Woda w Łabie w rejonie Drezna osiągnęła rano poziom 9,39 metra. Nadal nie ma pewności, czy jest to kulminacja fali powodziowej. Tak twierdzi niemieckie ministerstwo spraw wewnętrznych. Główny niemiecki urząd ds. środowiska i geologii wciąż nie jest skłonny potwierdzić, że Drezno rzeczywiście najgorsze ma już za sobą.

Łaba wyrządziła już sporo zniszczeń w stolicy Saksonii. Woda wdarła się m.in. do historycznego centrum miasta, zagrażając m.in. takim zabytkom architektury, jak Pałac Zwinger, Opera Semper, czy Pałac Królewski.

Duża część miasta nie ma prądu i łączności telefonicznej. Pod wodą znalazł się największy supermarket miasta - Elbepark. Ze względu na zagrożenie powodziowe ewakuowano cztery z sześciu miejskich szpitali.

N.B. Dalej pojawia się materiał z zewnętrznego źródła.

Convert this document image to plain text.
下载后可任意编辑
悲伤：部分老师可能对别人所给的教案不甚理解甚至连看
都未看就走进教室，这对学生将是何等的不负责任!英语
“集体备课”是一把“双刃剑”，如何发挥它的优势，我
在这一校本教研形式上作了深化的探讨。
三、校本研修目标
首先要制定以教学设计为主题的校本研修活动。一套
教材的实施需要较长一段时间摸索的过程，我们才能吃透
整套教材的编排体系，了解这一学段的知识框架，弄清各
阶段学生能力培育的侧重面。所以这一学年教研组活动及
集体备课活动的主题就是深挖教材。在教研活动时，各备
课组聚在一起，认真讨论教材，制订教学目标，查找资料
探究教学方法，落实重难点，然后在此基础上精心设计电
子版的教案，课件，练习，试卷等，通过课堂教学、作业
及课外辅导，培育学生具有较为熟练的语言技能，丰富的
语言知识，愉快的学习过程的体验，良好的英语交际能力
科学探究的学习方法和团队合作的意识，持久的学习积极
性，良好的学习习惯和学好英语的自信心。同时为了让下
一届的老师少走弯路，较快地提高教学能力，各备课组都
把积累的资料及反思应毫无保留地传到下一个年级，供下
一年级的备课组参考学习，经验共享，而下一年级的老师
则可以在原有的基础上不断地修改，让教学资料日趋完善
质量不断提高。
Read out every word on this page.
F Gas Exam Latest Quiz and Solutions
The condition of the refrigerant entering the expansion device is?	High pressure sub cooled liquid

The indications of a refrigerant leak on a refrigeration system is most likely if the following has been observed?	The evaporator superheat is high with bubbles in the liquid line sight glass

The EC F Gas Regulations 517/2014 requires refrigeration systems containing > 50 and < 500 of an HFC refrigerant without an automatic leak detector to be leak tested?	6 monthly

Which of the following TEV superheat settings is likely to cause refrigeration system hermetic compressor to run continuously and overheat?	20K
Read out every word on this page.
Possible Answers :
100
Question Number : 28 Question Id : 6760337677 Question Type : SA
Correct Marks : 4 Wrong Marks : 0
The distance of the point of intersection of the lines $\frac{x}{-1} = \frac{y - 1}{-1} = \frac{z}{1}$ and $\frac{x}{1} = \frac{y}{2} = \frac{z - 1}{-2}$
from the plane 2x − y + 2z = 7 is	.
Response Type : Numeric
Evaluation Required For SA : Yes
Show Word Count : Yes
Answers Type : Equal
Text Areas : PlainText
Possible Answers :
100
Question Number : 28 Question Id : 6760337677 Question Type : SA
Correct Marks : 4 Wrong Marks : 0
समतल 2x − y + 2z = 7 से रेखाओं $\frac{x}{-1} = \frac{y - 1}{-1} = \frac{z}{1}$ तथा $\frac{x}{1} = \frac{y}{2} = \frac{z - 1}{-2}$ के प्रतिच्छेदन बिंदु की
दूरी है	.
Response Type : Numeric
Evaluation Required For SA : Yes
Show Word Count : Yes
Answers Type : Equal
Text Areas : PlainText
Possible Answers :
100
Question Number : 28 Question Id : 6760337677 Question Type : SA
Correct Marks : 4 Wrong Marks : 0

Burmistrz miasta, z którego ewakuowano co najmniej 30 tys. mieszkańców, oszacował wstępnie straty na 100 mln euro. Posłuchaj relacji korespondenta RMF, Tomasza Lejmana:

W powodzi zginęło do tej pory 11 osób. Ostatnią odnalezioną ofiarą żywiołu jest mężczyzna, który utopił się w wezbranej rzeczce w okolicach Drezna. 21 osób uważa się za zaginione. Powodzią w Saksonii i Saksonii-Anhalt dotkniętych jest w sumie ponad 4 mln osób - szacują władze obu landów leżących nad Łabą.